The overweight teenager asked for gastric bypass surgery, the same procedure his parents received some years earlier.
“She was like, ‘I know you really want this and we’ll do the best we can,” Mr. McCarty, now 18 years old and enlisted in the Marines Corps, recalled March 5 during an after-school workout session.
That moment began a long process in which, little by little, Mr. McCarty shed nearly half his body weight — some 165 pounds.
At age 16, the Baker County High School student tipped the scales at 340 pounds. He did little outside of school except play video games. It was painful to walk around campus. He was teased by classmates. He needed special chairs because he couldn’t fit into standard seats.
Now, all of that is in the past.
After asking his parents for the gastric bypass, also known as the stomach stapling surgery, they took him to see the same doctor who oversaw their surgeries when they each weighed more than 300 pounds.
The physician prescribed a diet of no more than 1000 calories a day and regular exercise.
“My parents literally, physically pushed me to do exercise,” Mr.

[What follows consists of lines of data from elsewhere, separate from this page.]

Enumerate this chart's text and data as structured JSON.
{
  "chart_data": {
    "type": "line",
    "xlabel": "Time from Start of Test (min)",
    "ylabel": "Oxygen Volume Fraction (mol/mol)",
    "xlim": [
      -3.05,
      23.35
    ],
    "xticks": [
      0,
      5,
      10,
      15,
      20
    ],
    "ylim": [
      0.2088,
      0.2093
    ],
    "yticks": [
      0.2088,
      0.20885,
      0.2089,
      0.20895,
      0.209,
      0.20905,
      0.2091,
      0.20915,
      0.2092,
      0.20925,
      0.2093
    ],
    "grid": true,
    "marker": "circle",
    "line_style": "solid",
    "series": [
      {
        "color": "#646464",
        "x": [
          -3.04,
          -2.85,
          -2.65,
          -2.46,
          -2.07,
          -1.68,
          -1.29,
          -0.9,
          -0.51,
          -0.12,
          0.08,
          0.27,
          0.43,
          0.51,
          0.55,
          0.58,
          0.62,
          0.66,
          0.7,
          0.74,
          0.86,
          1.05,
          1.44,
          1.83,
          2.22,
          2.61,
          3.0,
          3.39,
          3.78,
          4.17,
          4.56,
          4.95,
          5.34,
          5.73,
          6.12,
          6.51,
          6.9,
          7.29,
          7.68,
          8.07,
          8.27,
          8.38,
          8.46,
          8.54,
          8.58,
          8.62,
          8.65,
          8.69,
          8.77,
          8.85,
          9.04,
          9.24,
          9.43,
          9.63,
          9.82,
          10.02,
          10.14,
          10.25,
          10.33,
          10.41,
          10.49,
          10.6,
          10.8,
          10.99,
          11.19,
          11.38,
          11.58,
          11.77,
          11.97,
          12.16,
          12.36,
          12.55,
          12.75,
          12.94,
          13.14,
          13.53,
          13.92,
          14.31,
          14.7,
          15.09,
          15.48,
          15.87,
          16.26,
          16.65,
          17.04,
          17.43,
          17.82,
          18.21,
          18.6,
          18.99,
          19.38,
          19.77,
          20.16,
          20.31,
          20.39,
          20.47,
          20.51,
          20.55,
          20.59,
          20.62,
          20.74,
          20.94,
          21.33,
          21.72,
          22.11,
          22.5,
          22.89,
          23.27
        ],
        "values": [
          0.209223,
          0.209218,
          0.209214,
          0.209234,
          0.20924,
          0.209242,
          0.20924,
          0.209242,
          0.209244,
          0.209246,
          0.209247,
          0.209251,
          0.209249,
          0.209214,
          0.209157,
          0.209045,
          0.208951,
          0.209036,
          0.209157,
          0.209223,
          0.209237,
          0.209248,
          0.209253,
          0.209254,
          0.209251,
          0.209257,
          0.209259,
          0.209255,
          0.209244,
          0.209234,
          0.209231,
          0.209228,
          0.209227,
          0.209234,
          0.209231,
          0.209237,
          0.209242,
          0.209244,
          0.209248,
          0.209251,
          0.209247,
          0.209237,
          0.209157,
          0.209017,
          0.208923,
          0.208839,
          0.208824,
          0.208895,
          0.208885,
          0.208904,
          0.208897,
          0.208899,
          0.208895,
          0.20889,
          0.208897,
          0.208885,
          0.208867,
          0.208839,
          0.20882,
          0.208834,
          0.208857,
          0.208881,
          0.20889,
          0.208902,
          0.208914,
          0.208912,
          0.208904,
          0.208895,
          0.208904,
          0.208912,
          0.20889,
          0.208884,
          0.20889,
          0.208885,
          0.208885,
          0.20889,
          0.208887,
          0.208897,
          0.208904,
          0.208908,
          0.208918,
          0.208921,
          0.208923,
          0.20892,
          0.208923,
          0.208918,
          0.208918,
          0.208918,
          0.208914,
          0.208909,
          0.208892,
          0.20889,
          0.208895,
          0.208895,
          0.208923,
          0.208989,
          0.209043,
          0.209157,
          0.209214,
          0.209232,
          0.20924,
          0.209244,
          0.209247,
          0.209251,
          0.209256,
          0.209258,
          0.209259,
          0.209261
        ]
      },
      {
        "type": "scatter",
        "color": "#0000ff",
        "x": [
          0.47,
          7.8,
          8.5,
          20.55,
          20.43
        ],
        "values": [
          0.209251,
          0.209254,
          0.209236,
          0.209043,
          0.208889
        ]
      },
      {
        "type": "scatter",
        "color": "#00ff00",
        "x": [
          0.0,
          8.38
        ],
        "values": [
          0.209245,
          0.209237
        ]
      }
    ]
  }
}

McCarty said. “All I used to do, day and night, was play video games. I wouldn’t go outside for days at a time.”
The Macclenny teen soon dropped 15 pounds.
“After that first week, it just kept getting easier and easier,” he said.
Mr. McCarty went to see his doctor again. He’d lost 50 pounds at that point and the doctor refused to move ahead with the surgery. “He said you’re too young, we can’t give this to you,” Mr. McCarty recalled.
More time passed and the youth kept feeling better and better, physically and emotionally. Last September, he walked into a military recruiting office and enlisted in the Marines.